Какой же твой дядюшка специалист, какой же он сверхчеловек! Несмотря на твое неутешительное молчание, я неумолимо преследую красного преступника Дорио. И я нашел след, который обязательно выведет меня на него.

Одна вещь, о которой мне необходимо упомянуть — это любовь жителей Лилля к голубям. В начале войны мы этих птиц конфисковали, резонно опасаясь того, что они будут использованы врагом для шпионажа. (Некоторых из этих голубей, как я слюшал, оказались в желудках солдат. Хоть я и порицаю мясоедство, но я доволен, что полакомились наши солдаты, а не французы).

Впрочем, сейчас у нас тут во Франции так называемый мир. И французам снова разрешено иметь птиц. «La Societé colombophile lilloise» («Лилльское Общество Голубеводов») насчитывает сотни, если не тысячи, активных членов, которые собираются в нескольких клубах в пролетарских кварталах города. Но можно ли по–прежнему использовать голубей для шпионажа и передачи секретной информации? Конечно, можно!

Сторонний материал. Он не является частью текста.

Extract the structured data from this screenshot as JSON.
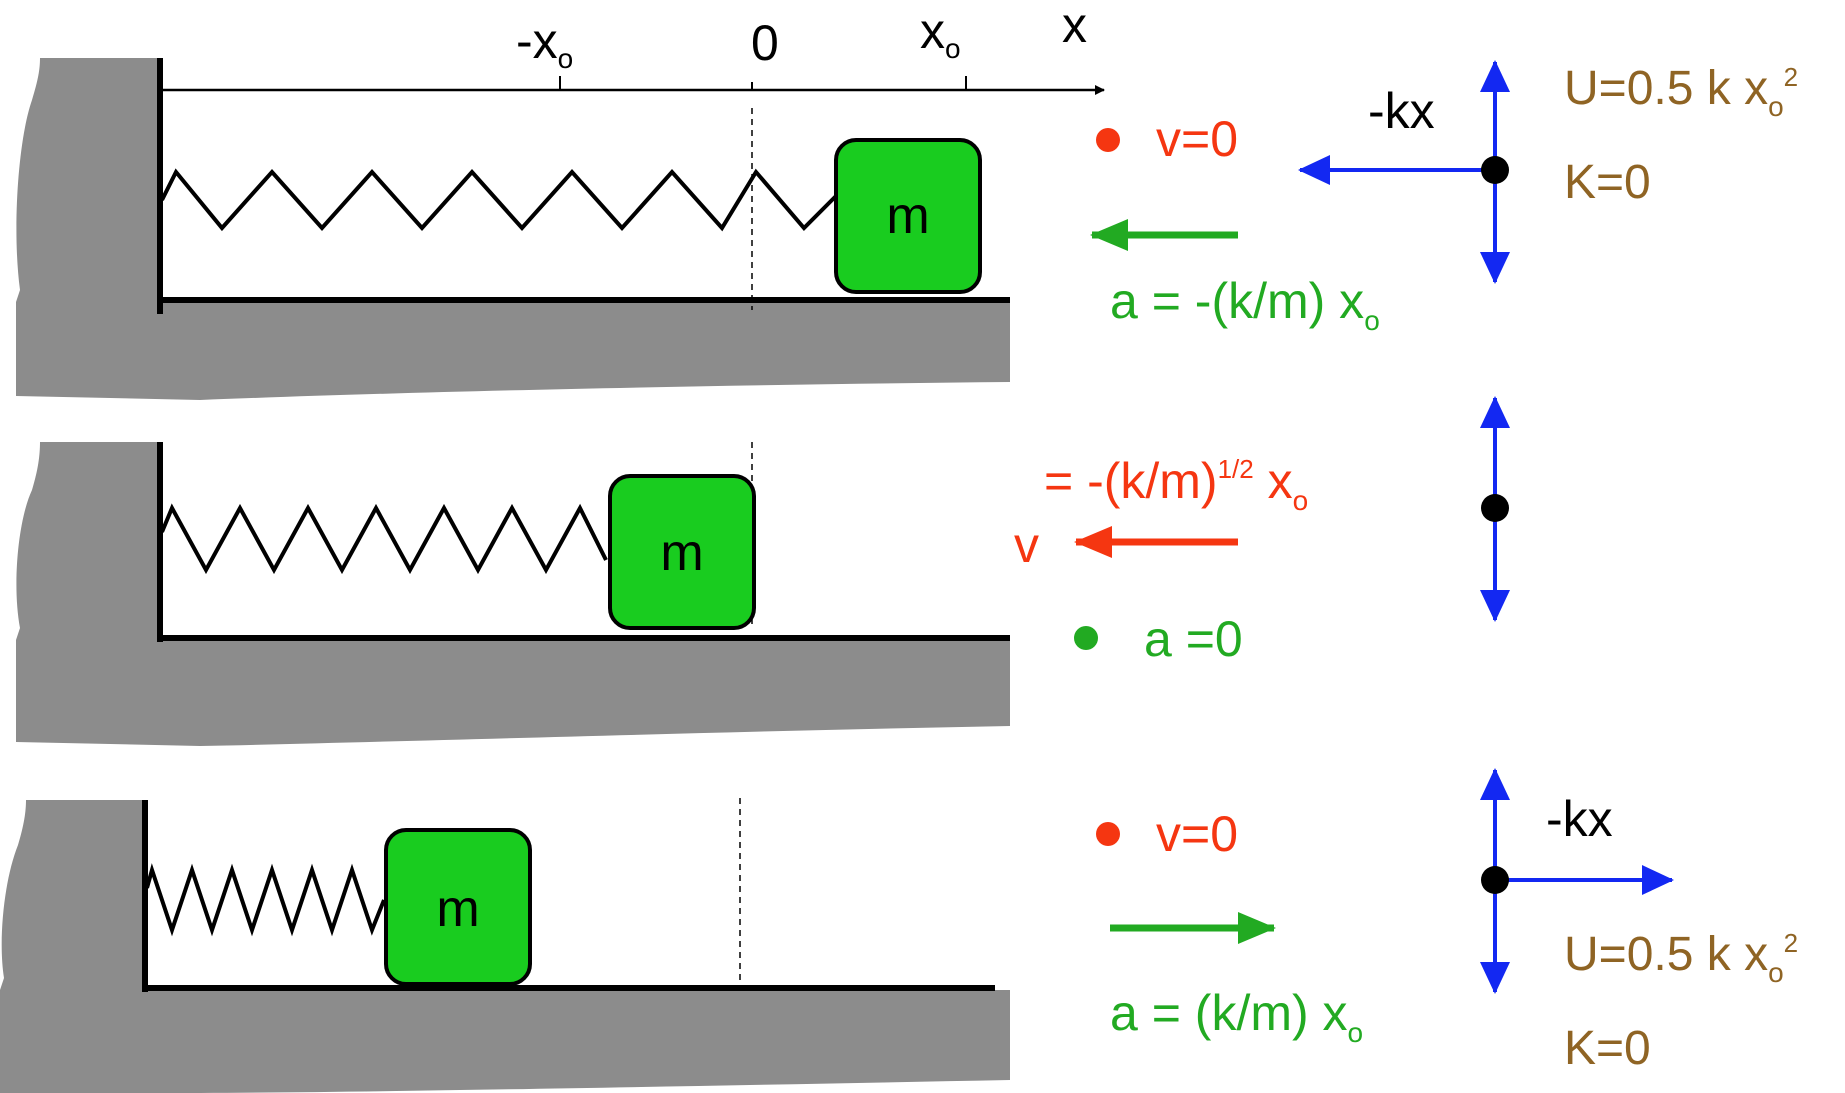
{
  "colors": {
    "wall": "#8c8c8c",
    "mass": "#19cc1f",
    "accel": "#22aa22",
    "velocity": "#f53611",
    "force": "#1328f2",
    "energy": "#8f6424",
    "ink": "#000000"
  },
  "axis": {
    "neg_x0_main": "-x",
    "neg_x0_sub": "o",
    "zero": "0",
    "x0_main": "x",
    "x0_sub": "o",
    "x_label": "x"
  },
  "mass_label": "m",
  "panel1": {
    "velocity": "v=0",
    "accel_main": "a = -(k/m) x",
    "accel_sub": "o",
    "force": "-kx",
    "energy_U_main": "U=0.5 k x",
    "energy_U_sub": "o",
    "energy_U_sup": "2",
    "energy_K": "K=0"
  },
  "panel2": {
    "velocity_eq_main": "= -(k/m)",
    "velocity_eq_sup": "1/2",
    "velocity_eq_tail": " x",
    "velocity_eq_sub": "o",
    "velocity_symbol": "v",
    "accel": "a =0"
  },
  "panel3": {
    "velocity": "v=0",
    "accel_main": "a = (k/m) x",
    "accel_sub": "o",
    "force": "-kx",
    "energy_U_main": "U=0.5 k x",
    "energy_U_sub": "o",
    "energy_U_sup": "2",
    "energy_K": "K=0"
  }
}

Я немного разбираюсь в этих птицах. Еще бы — будучи курьером на войне, разве я не видел, как мои сообщения зачастую записывались на бумажку и посылались с голубем? Да уж видел, и не раз! Вот я и стал ходить на собрания голубеводов. Там меня зовут мейнхеер Коппенштейнер — хорошая у меня теперь фамилия! — голубевод из Антверпена, приэавший в Лилль по делу. Мой акцент никогда не позволит мне выдать себя за француза, но за фламандца — пожалуйста.

— У нас в Антверпене все еще тяжко, — говорю я им. — Зеленые дьяволы забирают у тебя птиц по любому поводу и без повода.

Они мне сочувствуют.

— Тут у нас не так плохо, — отвечает один из них. — Боши (это они нас так называют, «свиньи») очень тупые.

Все вокруг кивают. И хихикают. Думают, что они такие умные! Еще один француз говорит:

— Можно делать все что хочешь, прямо у них под носом!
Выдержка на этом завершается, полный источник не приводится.